Thursday, November 04, 2004

Press release from the issuing company

NEW YORK, November 3, 2004 — NexPress Solutions, Inc., a Kodak company, provided insight into new digital opportunities in the graphic communications industry for graphic arts educators at the Graphics Teachers Technology Conference (GTTC) yesterday in New York City. The conference was held on November 2, 2004 at the Parsons School of Design at New School University. NexPress was a major sponsor of the event, which provided the opportunity for graphics teachers from around the New York area to attend free-of-charge. NexPress business development manager, Ed Bokuniewicz, conducted a presentation on the key developments in the digital industry, and highlighted the latest trends with an eye toward building a greater understanding of the opportunities inherent in new digital techniques, such as variable data printing.
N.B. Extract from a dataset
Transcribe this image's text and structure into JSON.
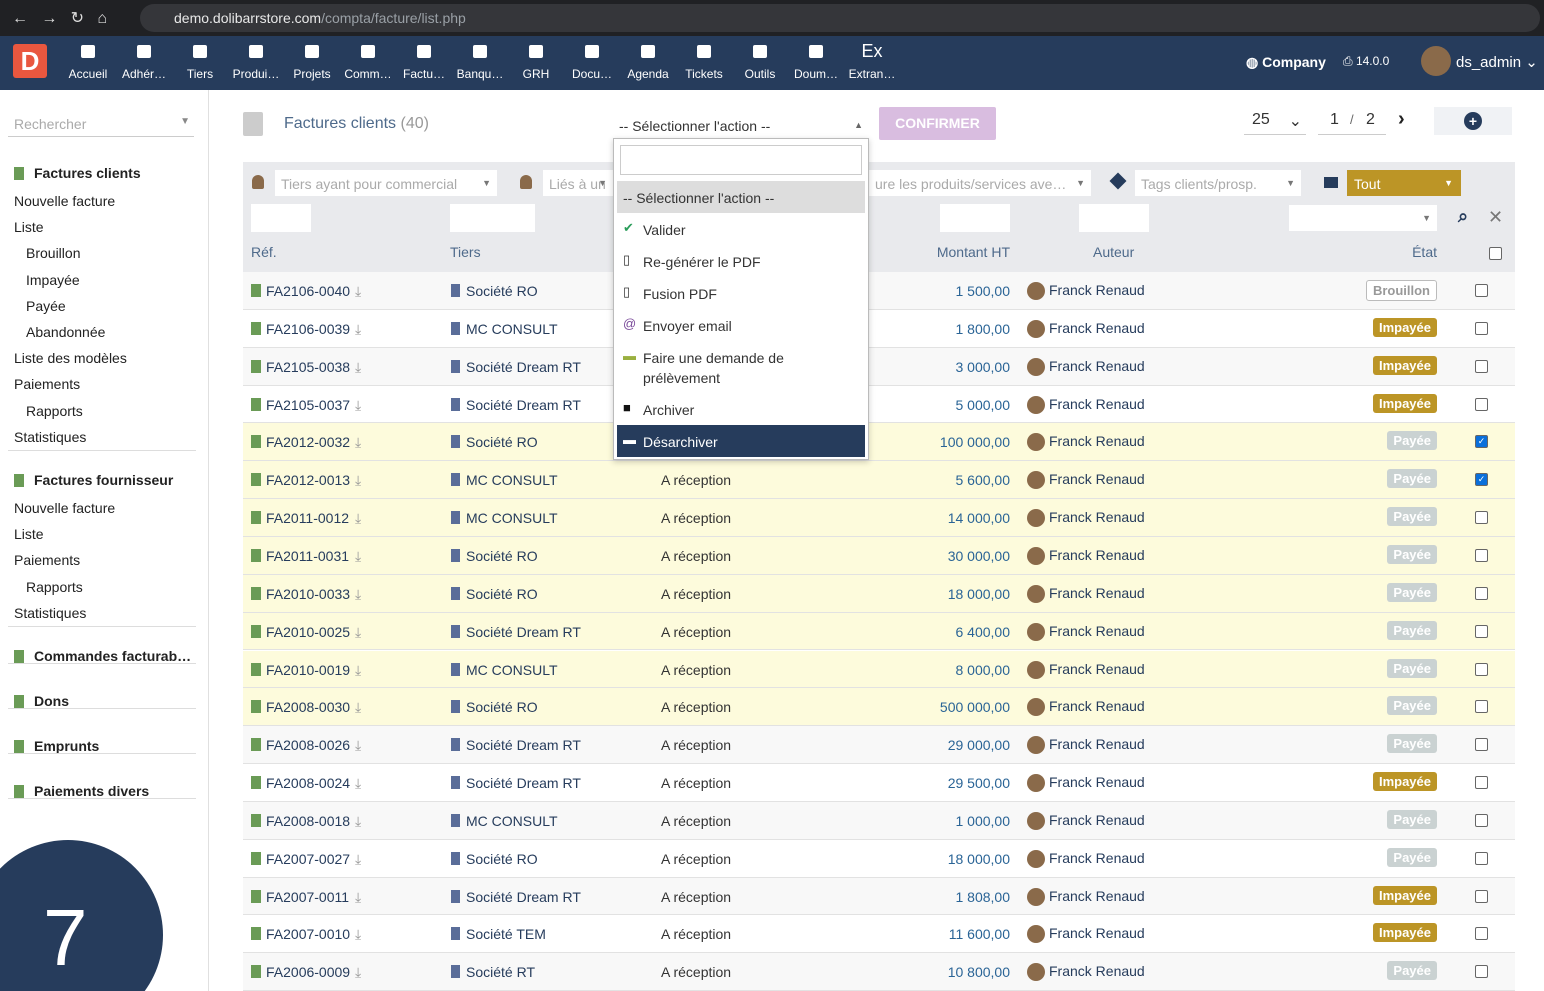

Bokuniewicz also discussed best practices in digital marketing campaigns – including variable data printing, digital color combined with Web-based communications and high-quality graphics – using case studies from McDonald’s, John Deere, United Stationers and the Bermuda Department of Tourism. “As part of Kodak’s Graphic Communications Group, we are committed to educating the graphics professionals of tomorrow, and we can do that by sharing the success of digital print and new technologies to the teachers of today,” said Bokuniewicz. “By enabling degrees of customization and personalization, digital print technology is having a profound effect on the graphic communications industry. Print service providers value workers who understand the power of print-on-demand and targeted marketing.” The Graphic Teachers Technology Conference was organized by the Graphic Arts Educational Advisory Commission, a volunteer group of industry professionals and educators under the Advisory Council for Career & Technical Education of the New York City Department of Education. The conference was open to any high school or middle school teacher in the New York metropolitan area.